Health care proponents and opponents converge on Modesto

Modesto had its own town hall meeting over health care reform Friday — only it didn't include a town hall.

Nearly 200 people gathered downtown during lunchtime to rally in support of or against changes to the U.S. health care system.

The rallies took place at Tenth Street Plaza, in front of the office of Rep. Dennis Cardoza, D-Merced. Unlike many of his colleagues across the nation, Cardoza isn't holding town hall meetings during the congressional recess to discuss reforms.

More than 150 people stood on the east side of 10th Street to protest President Barack Obama's reform proposals and call out Cardoza for not holding any public meetings.

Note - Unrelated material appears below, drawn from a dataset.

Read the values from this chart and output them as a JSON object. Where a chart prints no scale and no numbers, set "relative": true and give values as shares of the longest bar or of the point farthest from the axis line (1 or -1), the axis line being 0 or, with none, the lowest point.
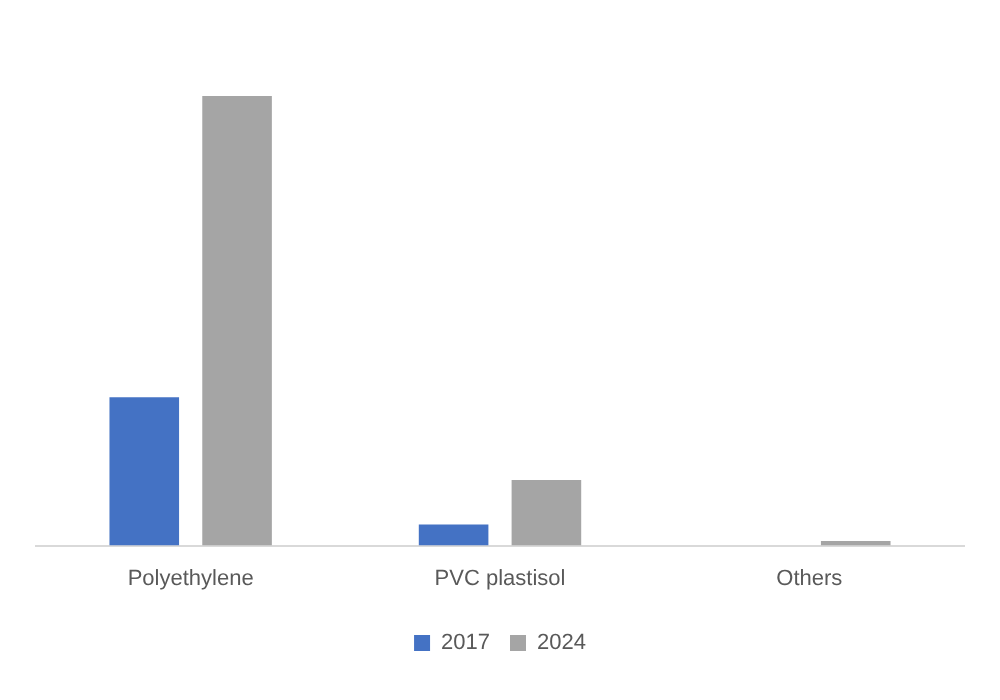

On the west side near Brenden Theatres, about 30 people supported reform that would provide universal medical care. They first rallied at 9 a.m. on the corner of 10th and J streets, but they returned to rebut the opposition's gathering at noontime.

The hourlong, side-by-side rallies inspired much of the same emotion on display across the country. Although some from each side were able to discuss their points of view, others simply shouted at each other.

The rallies drew rubbernecking onlookers. Some workers ate lunch on benches in the plaza or at Fuzio restaurant, curiously peering at the protesters. Most went about their business and tried to stay out of the way.

Universal health care supporters held signs reading "Support Health Care Reform Now." Many belong to the Central Valley Democratic Club.

"There's no bill yet, but we want to have honest, open debate," said Taylor White, president of the club. "It's great to see such a great turnout on both sides."

Those protesting government-run health care proposals carried signs stating their concern about finding the money to pay for universal health care. Some signs read "Give me Liberty, not Tyranny," "Stop Ignoring the Majority" and "We don't want government controlling health care."

Most of that group included people who belong to the Modesto and Turlock Tea Party associations.

"The goal is to have a meeting with Cardoza," said Christi Falke of the Turlock Tea Party. "We want a chance to be able to say what we think about this. It's frustrating. What's the hurry? It's important enough and it affects everybody — why can't we take the time to do it right?"